Upmarket fashion label Burberry destroyed £28.6 million worth of unsold clothes, accessories and perfume last year to protect its brand, BBC reports have revealed.
The practice of destroying unwanted items to prevent them being stolen or sold cheaply is common in the fashion industry, but it appears to becoming more prominent.
Burberry burnt six per cent more products in 2017 than the company disposed of in the previous financial year.
According to Maria Malone, principal lecturer on the fashion business at Manchester Metropolitan University, the brand destroys items to ensure the market is not “flooded with discounts”.
She said: “They don’t want Burberry products to get into the hands of anyone who can sell them at a discount and devalue the brand.”
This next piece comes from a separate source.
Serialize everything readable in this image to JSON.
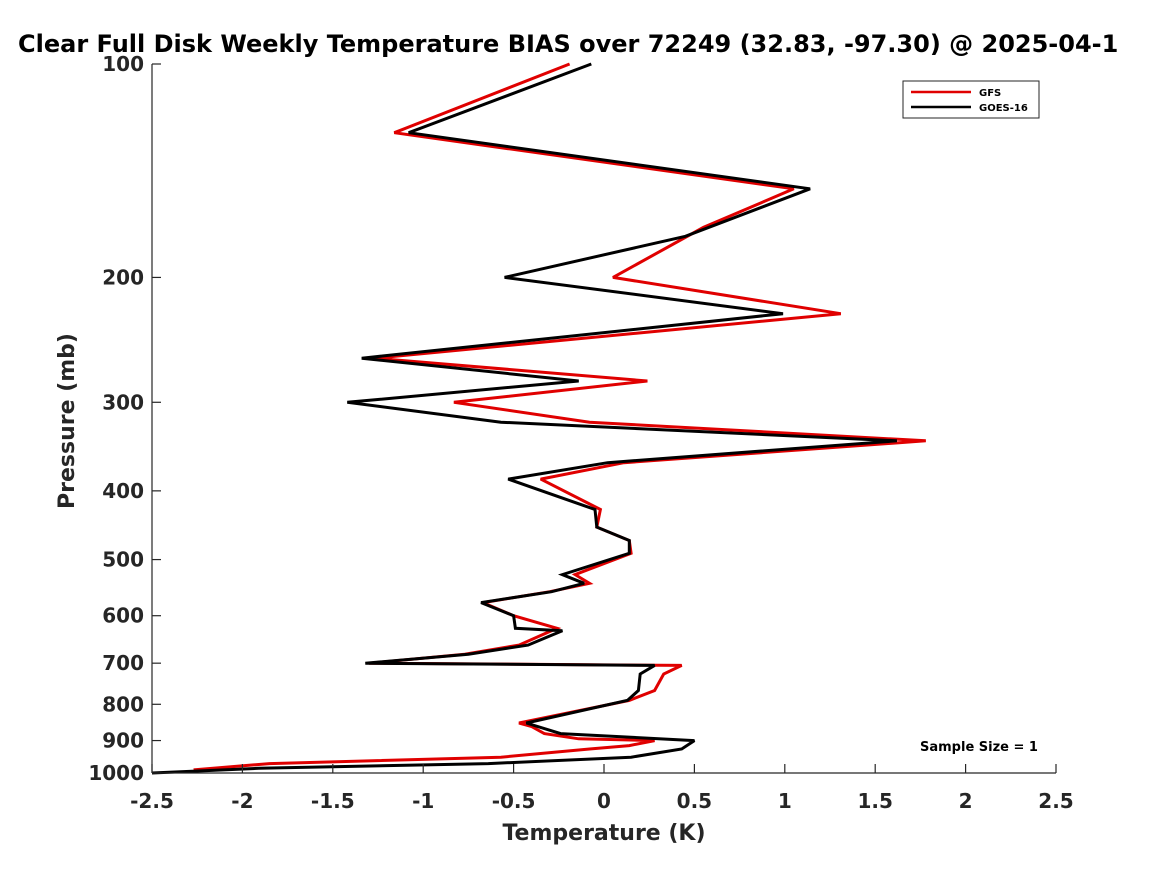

Tim Jackson, head of the British School of Fashion at the Glasgow Caledonian University in London, said luxury fashion firms such as Burberry faced a “paradox”.
They have to grow at the risk of “diluting their identity and creating excess stock”, he said.
“There’s no way they are ever going to solve this problem.”
Last November, Burberry announced a revamp intended to “re-energise” its products over several years.
That includes taking its brand further upmarket, closing stores that are not in “strategic” locations and creating a “centre of excellence” for luxury leather goods.
In Burberry’s most recent financial year to 31 March, the company reported a 5 per cent rise in profit to £413m, with sales little changed at £2.7bn.